There are various obstacles for international mergers and acquisitions and these can have a tremendous impact on the international workforce and global business operations if not addressed in the early stages.
Obstacles for international M&As in the cultural field include:
- different values,
- attitudes and behaviour between the home and the host culture which can cause misunderstandings,
- client and employee dissatisfaction.
Read about Cultural due diligence on next page
Cultural due diligence
The cultural fit between an acquirer and a target is one of the most neglected areas of analysis prior to the closing of a deal. However, cultural due diligence is as important as careful financial analysis.

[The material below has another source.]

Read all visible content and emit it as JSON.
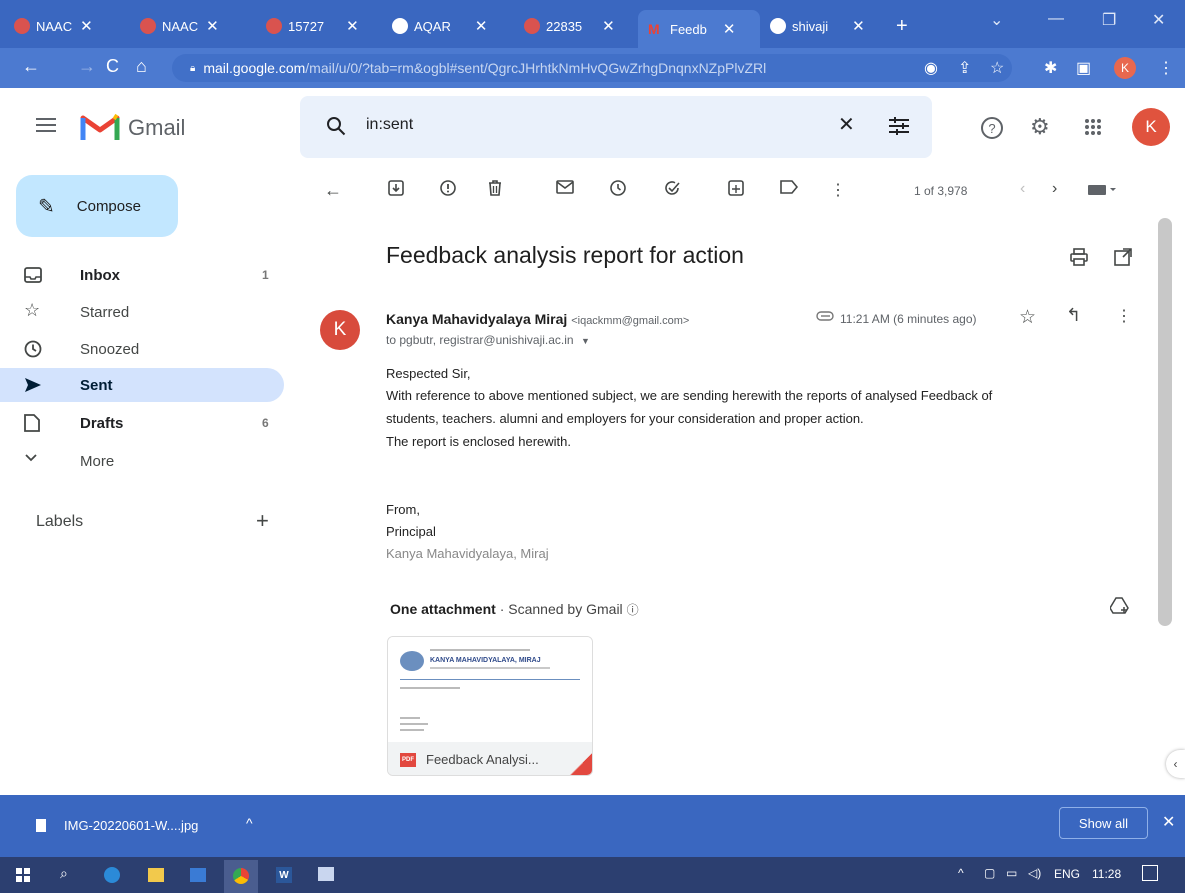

Without it, the chances are great that M&As will quickly amount to misunderstanding, confusion and conflict. Cultural due diligence involve steps like: determining the importance of culture, assessing the culture of both- a target and an acquirer.
It is useful to know the target management behavior with respect to dimensions such as centralized versus decentralized decision making, speed in decision making, time horizon for decisions, level of team work, management of conflict, risk orientation, openness to change, communication styles etc.
It is necessary to assess the cultural fit between the acquirer and target based on cultural profile. Potential sources of clash must be managed. It is necessary to identify the impact of cultural gap, and develop and execute strategies to use the information in the cultural profile to assess the impact that the differences have.
The Cultural Assessment starts with asking the right questions.
1. How does cultural integration planning fit into acquisition strategic planning, negotiation, and due diligence processes?
2. How can executives identify critical implementation issues during the planning and negotiation stages?
3. What integration tools are useful for functional departments? For merged cross-functional projects?
4. For individuals and multicultural small task groups who must work together for the first time?
5. What are the roles of top (from one culture) and mid-level (from another culture) management (on both sides) during implementation?
Answers to these questions will help leaders/managers get an idea of what to expect during the merger and how do deal with the specific cultural issues.
Recommendations
More broadly, the challenges of changing from a single, culturally integrated national organization operating in a familiar market in one time zone to managing a cross-border organization incorporating a new set of people, perspectives and issues can take many management teams by surprise.
- Set clear expectations and invest in high-quality, two-way communication. Recognizing and adapting to the different communication styles and expectations of the cultures involved will also help to reduce any feelings of mistrust and concern - not only among employees but, just as importantly, among clients and other stakeholders in the new markets.
- Acknowledge cultural differences but simultaneously create a common corporate culture with a single goal: achieving high performance. Successful cross-border M&As are often those that embrace cultural diversity as a creative and fertile source of positive new ‘ways of doing things’ and go on to create a ‘third culture’ that is shared by all employees and embraced by external stakeholders. Awareness of language, cultural values, attitudes and behaviors are critical success factors of the integration process.
- Move to a cross-border operating model. Through integrated management. Cultural differences between organisations of different nationalities could affect the suitability of prospective partners and the management style to be adopted should the alliance or takeover proceed.